Make no mistake about it, hunting can result in death; I am unaware of a food source that does not. Meat, of course, requires the death of an animal. As hunters, we have a duty to ensure that such death occurs as quickly and ethically as possible. I have no issue with meat farmers, but, given the choice, I would rather live free and die in fair chase than to have lived a hopeless, domestic existence that condemned me to a certain death before I was even born. The deer, elk or quail exists in its natural habitat until the moment of its death, while the cow may find itself knee deep in a manure-filled feed lot until its time comes. But what about vegans? They live a cruelty-free existence, do they not? I hate to burst anyone’s bubble, but the harvester does not stop for the rabbit, the fawn or the mouse that lives amongst the crops. We have destroyed acre upon acre of pristine habitat to make way for row crops, organic or otherwise. Unless we all become subsistence farmers, scratching out a plot for our meals without machinery or chemicals, feeding man will mean the death of animals. The hunter is no more cruel or unnatural than the fox, the bear or the hawk. And yes, I’ve watched the hawk hunt for sport.

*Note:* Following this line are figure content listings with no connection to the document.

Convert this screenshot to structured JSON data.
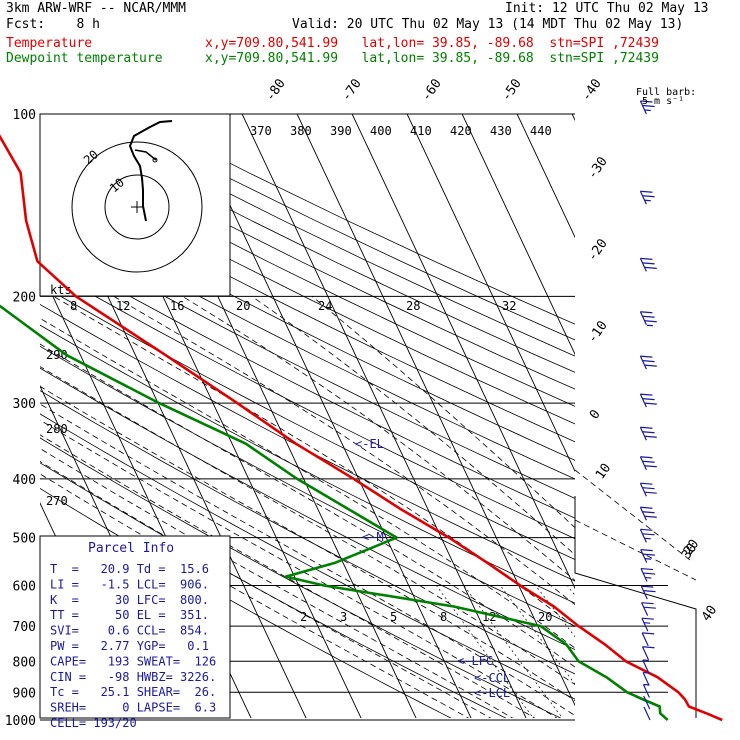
{
  "header": {
    "line1_left": "3km ARW-WRF -- NCAR/MMM",
    "line1_right": "Init: 12 UTC Thu 02 May 13",
    "line2_left": "Fcst:    8 h",
    "line2_right": "Valid: 20 UTC Thu 02 May 13 (14 MDT Thu 02 May 13)",
    "temp_label": "Temperature",
    "temp_info": "x,y=709.80,541.99   lat,lon= 39.85, -89.68  stn=SPI ,72439",
    "dew_label": "Dewpoint temperature",
    "dew_info": "x,y=709.80,541.99   lat,lon= 39.85, -89.68  stn=SPI ,72439"
  },
  "barb_legend": {
    "line1": "Full barb:",
    "line2": "5 m s⁻¹"
  },
  "hodograph": {
    "units": "kts",
    "ring_labels": [
      "10",
      "20"
    ]
  },
  "parcel_info": {
    "title": "Parcel Info",
    "rows": [
      "T  =   20.9 Td =  15.6",
      "LI =   -1.5 LCL=  906.",
      "K  =     30 LFC=  800.",
      "TT =     50 EL =  351.",
      "SVI=    0.6 CCL=  854.",
      "PW =   2.77 YGP=   0.1",
      "CAPE=   193 SWEAT=  126",
      "CIN =   -98 HWBZ= 3226.",
      "Tc =   25.1 SHEAR=  26.",
      "SREH=     0 LAPSE=  6.3",
      "CELL= 193/20"
    ]
  },
  "level_labels": {
    "el": "EL",
    "m": "M",
    "lfc": "LFC",
    "ccl": "CCL",
    "lcl": "LCL"
  },
  "chart_data": {
    "type": "skew-t",
    "y_axis": "pressure (hPa), log scale",
    "pressure_levels": [
      100,
      200,
      300,
      400,
      500,
      600,
      700,
      800,
      900,
      1000
    ],
    "isotherm_labels": [
      "-80",
      "-70",
      "-60",
      "-50",
      "-40",
      "-30",
      "-20",
      "-10",
      "0",
      "10",
      "20",
      "30",
      "40"
    ],
    "theta_e_labels": [
      "370",
      "380",
      "390",
      "400",
      "410",
      "420",
      "430",
      "440"
    ],
    "mixing_ratio_labels_upper": [
      "8",
      "12",
      "16",
      "20",
      "24",
      "28",
      "32"
    ],
    "mixing_ratio_labels_lower": [
      "2",
      "3",
      "5",
      "8",
      "12",
      "20"
    ],
    "dry_adiabat_labels": [
      "290",
      "280",
      "270"
    ],
    "series": [
      {
        "name": "Temperature",
        "color": "#e00000",
        "points": [
          [
            1000,
            25.5
          ],
          [
            975,
            23.2
          ],
          [
            950,
            20.6
          ],
          [
            925,
            20.5
          ],
          [
            900,
            19.9
          ],
          [
            850,
            17.4
          ],
          [
            800,
            13.0
          ],
          [
            750,
            10.6
          ],
          [
            700,
            7.4
          ],
          [
            650,
            4.6
          ],
          [
            600,
            0.3
          ],
          [
            550,
            -3.8
          ],
          [
            500,
            -8.6
          ],
          [
            450,
            -14.8
          ],
          [
            400,
            -20.9
          ],
          [
            350,
            -28.4
          ],
          [
            300,
            -35.6
          ],
          [
            250,
            -44.5
          ],
          [
            200,
            -55.8
          ],
          [
            175,
            -59.8
          ],
          [
            150,
            -58.4
          ],
          [
            125,
            -55.3
          ],
          [
            100,
            -56.4
          ]
        ]
      },
      {
        "name": "Dewpoint temperature",
        "color": "#008000",
        "points": [
          [
            1000,
            15.6
          ],
          [
            975,
            14.8
          ],
          [
            950,
            15.3
          ],
          [
            925,
            12.9
          ],
          [
            900,
            10.6
          ],
          [
            850,
            8.1
          ],
          [
            800,
            4.4
          ],
          [
            750,
            3.6
          ],
          [
            700,
            0.5
          ],
          [
            650,
            -13.5
          ],
          [
            600,
            -35.3
          ],
          [
            580,
            -41.6
          ],
          [
            550,
            -31.4
          ],
          [
            500,
            -18.1
          ],
          [
            450,
            -24.3
          ],
          [
            400,
            -31.2
          ],
          [
            350,
            -37.5
          ],
          [
            300,
            -49.8
          ],
          [
            250,
            -62.5
          ],
          [
            200,
            -72.0
          ],
          [
            175,
            -73.6
          ],
          [
            150,
            -72.6
          ],
          [
            125,
            -73.1
          ],
          [
            100,
            -79.1
          ]
        ]
      }
    ],
    "wind_barbs_speed_ms": [
      2,
      2,
      3,
      4,
      3,
      5,
      6,
      8,
      10,
      12,
      13,
      13,
      14,
      15,
      15,
      16,
      17,
      17,
      17,
      18,
      16,
      14,
      13
    ],
    "ylim": [
      1000,
      100
    ],
    "grid": true
  }
}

Man has existed as part of the cycle of life since the dawn of his existence. To believe that one can exist outside of this cycle, this web, is a delusion that only man could invent for himself. Those of us who have tapped into this force within ourselves feel an indelible connection to our species and to our place in the order of things. We hunters do not exist in parallel with the natural world, but within it. I have often heard others remark that they wish they could travel to the past to witness a particular place or time: to watch the endless herds of bison or to see the great cities that existed before European contact with the New World. Hunting allows me to interact with those lost days in ways that I cannot explain, ways that a photograph or video cannot capture.

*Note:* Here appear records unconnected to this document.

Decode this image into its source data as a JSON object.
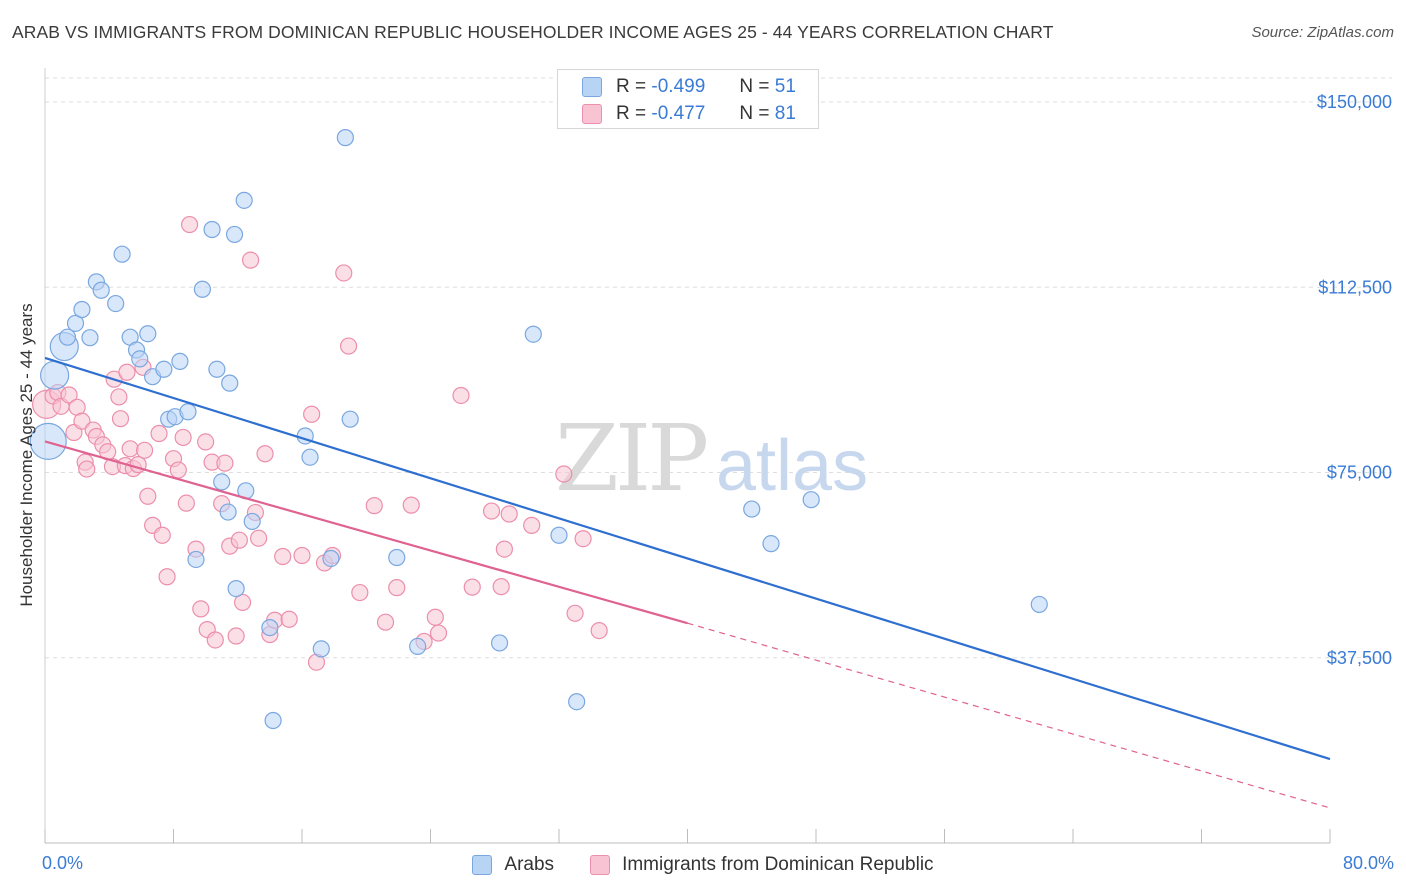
{
  "header": {
    "title": "ARAB VS IMMIGRANTS FROM DOMINICAN REPUBLIC HOUSEHOLDER INCOME AGES 25 - 44 YEARS CORRELATION CHART",
    "source": "Source: ZipAtlas.com"
  },
  "legend": {
    "r_label": "R =",
    "n_label": "N =",
    "arabs_r": "-0.499",
    "arabs_n": "51",
    "dom_r": "-0.477",
    "dom_n": "81"
  },
  "bottom_legend": {
    "arabs": "Arabs",
    "dominican": "Immigrants from Dominican Republic"
  },
  "watermark": {
    "zip": "ZIP",
    "atlas": "atlas"
  },
  "colors": {
    "arabs_fill": "#b8d4f5",
    "arabs_stroke": "#7aa7e0",
    "arabs_line": "#2e6fd0",
    "dom_fill": "#f8c4d4",
    "dom_stroke": "#ec8fac",
    "dom_line": "#e06290",
    "axis_text": "#3a7bd5",
    "grid": "#dedede"
  },
  "chart_data": {
    "type": "scatter",
    "title": "ARAB VS IMMIGRANTS FROM DOMINICAN REPUBLIC HOUSEHOLDER INCOME AGES 25 - 44 YEARS CORRELATION CHART",
    "xlabel": "",
    "ylabel": "Householder Income Ages 25 - 44 years",
    "xlim": [
      0,
      80
    ],
    "ylim": [
      0,
      157500
    ],
    "x_tick_labels": [
      "0.0%",
      "80.0%"
    ],
    "y_ticks": [
      37500,
      75000,
      112500,
      150000
    ],
    "y_tick_labels": [
      "$37,500",
      "$75,000",
      "$112,500",
      "$150,000"
    ],
    "legend_position": "top-center",
    "series": [
      {
        "name": "Arabs",
        "r": -0.499,
        "n": 51,
        "trend": {
          "x": [
            0,
            80
          ],
          "y": [
            98200,
            17000
          ],
          "dashed_from": null
        },
        "points": [
          {
            "x": 0.2,
            "y": 81300,
            "s": "xl"
          },
          {
            "x": 0.6,
            "y": 94700,
            "s": "l"
          },
          {
            "x": 1.2,
            "y": 100500,
            "s": "l"
          },
          {
            "x": 1.4,
            "y": 102400,
            "s": "m"
          },
          {
            "x": 1.9,
            "y": 105200,
            "s": "m"
          },
          {
            "x": 2.3,
            "y": 108000,
            "s": "m"
          },
          {
            "x": 2.8,
            "y": 102300,
            "s": "m"
          },
          {
            "x": 3.2,
            "y": 113600,
            "s": "m"
          },
          {
            "x": 3.5,
            "y": 111900,
            "s": "m"
          },
          {
            "x": 4.4,
            "y": 109200,
            "s": "m"
          },
          {
            "x": 4.8,
            "y": 119200,
            "s": "m"
          },
          {
            "x": 5.3,
            "y": 102400,
            "s": "m"
          },
          {
            "x": 5.7,
            "y": 99800,
            "s": "m"
          },
          {
            "x": 5.9,
            "y": 98000,
            "s": "m"
          },
          {
            "x": 6.4,
            "y": 103100,
            "s": "m"
          },
          {
            "x": 6.7,
            "y": 94400,
            "s": "m"
          },
          {
            "x": 7.4,
            "y": 95900,
            "s": "m"
          },
          {
            "x": 8.4,
            "y": 97500,
            "s": "m"
          },
          {
            "x": 7.7,
            "y": 85800,
            "s": "m"
          },
          {
            "x": 8.1,
            "y": 86300,
            "s": "m"
          },
          {
            "x": 8.9,
            "y": 87300,
            "s": "m"
          },
          {
            "x": 10.4,
            "y": 124200,
            "s": "m"
          },
          {
            "x": 11.8,
            "y": 123200,
            "s": "m"
          },
          {
            "x": 9.8,
            "y": 112100,
            "s": "m"
          },
          {
            "x": 10.7,
            "y": 95900,
            "s": "m"
          },
          {
            "x": 11.5,
            "y": 93100,
            "s": "m"
          },
          {
            "x": 12.4,
            "y": 130100,
            "s": "m"
          },
          {
            "x": 11.0,
            "y": 73100,
            "s": "m"
          },
          {
            "x": 11.4,
            "y": 67000,
            "s": "m"
          },
          {
            "x": 12.5,
            "y": 71300,
            "s": "m"
          },
          {
            "x": 12.9,
            "y": 65100,
            "s": "m"
          },
          {
            "x": 9.4,
            "y": 57400,
            "s": "m"
          },
          {
            "x": 11.9,
            "y": 51500,
            "s": "m"
          },
          {
            "x": 14.0,
            "y": 43600,
            "s": "m"
          },
          {
            "x": 14.2,
            "y": 24800,
            "s": "m"
          },
          {
            "x": 18.7,
            "y": 142800,
            "s": "m"
          },
          {
            "x": 16.2,
            "y": 82400,
            "s": "m"
          },
          {
            "x": 16.5,
            "y": 78100,
            "s": "m"
          },
          {
            "x": 19.0,
            "y": 85800,
            "s": "m"
          },
          {
            "x": 17.2,
            "y": 39300,
            "s": "m"
          },
          {
            "x": 17.8,
            "y": 57600,
            "s": "m"
          },
          {
            "x": 21.9,
            "y": 57800,
            "s": "m"
          },
          {
            "x": 23.2,
            "y": 39800,
            "s": "m"
          },
          {
            "x": 28.3,
            "y": 40500,
            "s": "m"
          },
          {
            "x": 30.4,
            "y": 103000,
            "s": "m"
          },
          {
            "x": 32.0,
            "y": 62300,
            "s": "m"
          },
          {
            "x": 33.1,
            "y": 28600,
            "s": "m"
          },
          {
            "x": 44.0,
            "y": 67600,
            "s": "m"
          },
          {
            "x": 45.2,
            "y": 60600,
            "s": "m"
          },
          {
            "x": 47.7,
            "y": 69500,
            "s": "m"
          },
          {
            "x": 61.9,
            "y": 48300,
            "s": "m"
          }
        ]
      },
      {
        "name": "Immigrants from Dominican Republic",
        "r": -0.477,
        "n": 81,
        "trend": {
          "x": [
            0,
            40,
            80
          ],
          "y": [
            81300,
            44500,
            7100
          ],
          "dashed_from": 40
        },
        "points": [
          {
            "x": 0.1,
            "y": 88800,
            "s": "l"
          },
          {
            "x": 0.5,
            "y": 90500,
            "s": "m"
          },
          {
            "x": 0.8,
            "y": 91200,
            "s": "m"
          },
          {
            "x": 1.0,
            "y": 88400,
            "s": "m"
          },
          {
            "x": 1.5,
            "y": 90700,
            "s": "m"
          },
          {
            "x": 1.8,
            "y": 83100,
            "s": "m"
          },
          {
            "x": 2.0,
            "y": 88200,
            "s": "m"
          },
          {
            "x": 2.3,
            "y": 85400,
            "s": "m"
          },
          {
            "x": 2.5,
            "y": 77100,
            "s": "m"
          },
          {
            "x": 2.6,
            "y": 75700,
            "s": "m"
          },
          {
            "x": 3.0,
            "y": 83600,
            "s": "m"
          },
          {
            "x": 3.2,
            "y": 82300,
            "s": "m"
          },
          {
            "x": 3.6,
            "y": 80600,
            "s": "m"
          },
          {
            "x": 3.9,
            "y": 79200,
            "s": "m"
          },
          {
            "x": 4.2,
            "y": 76200,
            "s": "m"
          },
          {
            "x": 4.3,
            "y": 93900,
            "s": "m"
          },
          {
            "x": 4.6,
            "y": 90300,
            "s": "m"
          },
          {
            "x": 4.7,
            "y": 85900,
            "s": "m"
          },
          {
            "x": 5.0,
            "y": 76400,
            "s": "m"
          },
          {
            "x": 5.1,
            "y": 95300,
            "s": "m"
          },
          {
            "x": 5.3,
            "y": 79800,
            "s": "m"
          },
          {
            "x": 5.5,
            "y": 75800,
            "s": "m"
          },
          {
            "x": 5.8,
            "y": 76600,
            "s": "m"
          },
          {
            "x": 6.2,
            "y": 79500,
            "s": "m"
          },
          {
            "x": 6.1,
            "y": 96300,
            "s": "m"
          },
          {
            "x": 6.4,
            "y": 70200,
            "s": "m"
          },
          {
            "x": 6.7,
            "y": 64300,
            "s": "m"
          },
          {
            "x": 7.1,
            "y": 82900,
            "s": "m"
          },
          {
            "x": 7.3,
            "y": 62300,
            "s": "m"
          },
          {
            "x": 7.6,
            "y": 53900,
            "s": "m"
          },
          {
            "x": 8.0,
            "y": 77800,
            "s": "m"
          },
          {
            "x": 8.3,
            "y": 75500,
            "s": "m"
          },
          {
            "x": 8.6,
            "y": 82100,
            "s": "m"
          },
          {
            "x": 8.8,
            "y": 68800,
            "s": "m"
          },
          {
            "x": 9.0,
            "y": 125200,
            "s": "m"
          },
          {
            "x": 9.4,
            "y": 59500,
            "s": "m"
          },
          {
            "x": 9.7,
            "y": 47400,
            "s": "m"
          },
          {
            "x": 10.0,
            "y": 81200,
            "s": "m"
          },
          {
            "x": 10.1,
            "y": 43200,
            "s": "m"
          },
          {
            "x": 10.4,
            "y": 77100,
            "s": "m"
          },
          {
            "x": 10.6,
            "y": 41100,
            "s": "m"
          },
          {
            "x": 11.0,
            "y": 68700,
            "s": "m"
          },
          {
            "x": 11.2,
            "y": 76900,
            "s": "m"
          },
          {
            "x": 11.5,
            "y": 60100,
            "s": "m"
          },
          {
            "x": 11.9,
            "y": 41900,
            "s": "m"
          },
          {
            "x": 12.1,
            "y": 61300,
            "s": "m"
          },
          {
            "x": 12.3,
            "y": 48700,
            "s": "m"
          },
          {
            "x": 12.8,
            "y": 118000,
            "s": "m"
          },
          {
            "x": 13.1,
            "y": 66900,
            "s": "m"
          },
          {
            "x": 13.3,
            "y": 61700,
            "s": "m"
          },
          {
            "x": 13.7,
            "y": 78800,
            "s": "m"
          },
          {
            "x": 14.0,
            "y": 42200,
            "s": "m"
          },
          {
            "x": 14.3,
            "y": 45100,
            "s": "m"
          },
          {
            "x": 14.8,
            "y": 58000,
            "s": "m"
          },
          {
            "x": 15.2,
            "y": 45300,
            "s": "m"
          },
          {
            "x": 16.0,
            "y": 58200,
            "s": "m"
          },
          {
            "x": 16.6,
            "y": 86800,
            "s": "m"
          },
          {
            "x": 16.9,
            "y": 36600,
            "s": "m"
          },
          {
            "x": 17.4,
            "y": 56700,
            "s": "m"
          },
          {
            "x": 17.9,
            "y": 58200,
            "s": "m"
          },
          {
            "x": 18.6,
            "y": 115400,
            "s": "m"
          },
          {
            "x": 18.9,
            "y": 100600,
            "s": "m"
          },
          {
            "x": 19.6,
            "y": 50700,
            "s": "m"
          },
          {
            "x": 20.5,
            "y": 68300,
            "s": "m"
          },
          {
            "x": 21.2,
            "y": 44700,
            "s": "m"
          },
          {
            "x": 21.9,
            "y": 51700,
            "s": "m"
          },
          {
            "x": 22.8,
            "y": 68400,
            "s": "m"
          },
          {
            "x": 23.6,
            "y": 40800,
            "s": "m"
          },
          {
            "x": 24.3,
            "y": 45700,
            "s": "m"
          },
          {
            "x": 24.5,
            "y": 42500,
            "s": "m"
          },
          {
            "x": 25.9,
            "y": 90600,
            "s": "m"
          },
          {
            "x": 26.6,
            "y": 51800,
            "s": "m"
          },
          {
            "x": 27.8,
            "y": 67200,
            "s": "m"
          },
          {
            "x": 28.4,
            "y": 51900,
            "s": "m"
          },
          {
            "x": 28.9,
            "y": 66600,
            "s": "m"
          },
          {
            "x": 28.6,
            "y": 59500,
            "s": "m"
          },
          {
            "x": 30.3,
            "y": 64300,
            "s": "m"
          },
          {
            "x": 32.3,
            "y": 74700,
            "s": "m"
          },
          {
            "x": 33.0,
            "y": 46500,
            "s": "m"
          },
          {
            "x": 33.5,
            "y": 61600,
            "s": "m"
          },
          {
            "x": 34.5,
            "y": 43000,
            "s": "m"
          }
        ]
      }
    ]
  }
}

Hunting is what man does. In a world that lives adrift, hunting can be our anchor chain to sanity. There are those who would take this connection to our past, to who we are, away from us. Many of them are well-meaning folks who just don’t get it, while others are deranged zealots. Regardless of their aim, it is time for us to push back. We will push back with facts, by telling the hunter’s story, one of humanity’s oldest stories. We who know the wonder that is hunting, we who are connected to our food supply, will be ambassadors to the open-minded and ill-informed, to the ignorant and to those who have simply lost their way.
Photo credit: Tony Bynum
NRA has stood in the gap for decades to protect the rights of all Americans to control their own safety and security. Hunting has always been part of NRA’s cause, but often not its focus. The organization is stepping into the void now to fight another battle, to preserve a part of humanity that predates the most rudimentary arms, to preserve a part of our lives that existed long before the concept of individual rights was ever theorized. Stand with us, be a voice of reason that will not be silenced, call out the hypocrisy and hold the other side accountable to the truth. Get out and see and feel the places as only a hunter can.

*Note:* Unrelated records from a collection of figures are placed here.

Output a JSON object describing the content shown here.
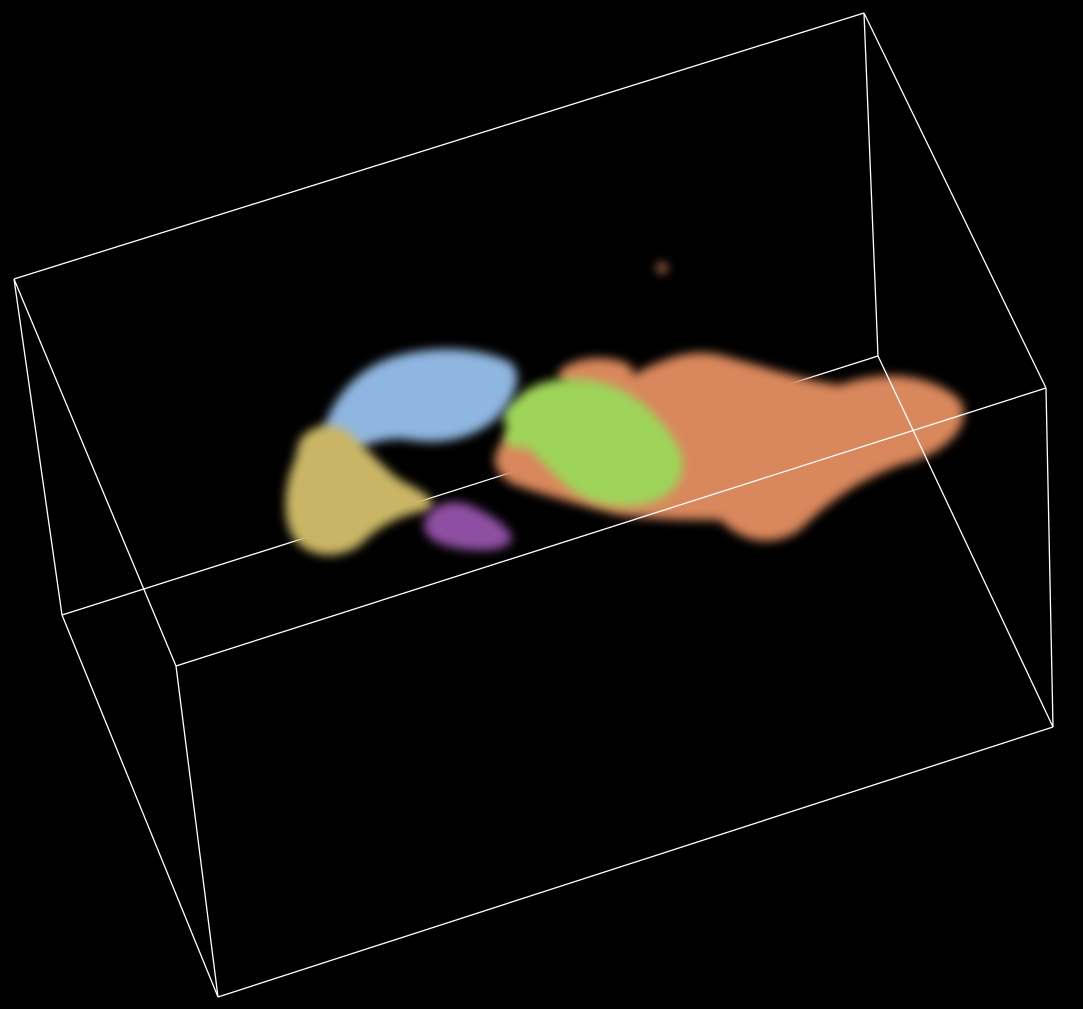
{
  "scene": {
    "background_color": "#000000",
    "bounding_box_color": "#ffffff",
    "regions": [
      {
        "id": "blue-region",
        "color": "#8fb6e0"
      },
      {
        "id": "yellow-region",
        "color": "#c9b565"
      },
      {
        "id": "purple-region",
        "color": "#8e4fa3"
      },
      {
        "id": "green-region",
        "color": "#9fd45a"
      },
      {
        "id": "orange-region",
        "color": "#d9875c"
      }
    ]
  }
}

"The hunter's horn sounds early for some, later for others. For some unfortunates, poisoned by city sidewalks and sentenced to a cement jungle more horrifying than anything to be found in Tanganyika, the horn of the hunter never winds at all. But deep in the guts of most men is buried the involuntary response to the hunter's horn, a prickle of the nape hairs, an acceleration of the pulse, an atavistic memory of his fathers, who killed first with stone, and then with club, and then with spear, and then with bow, and then with gun, and finally with formulae."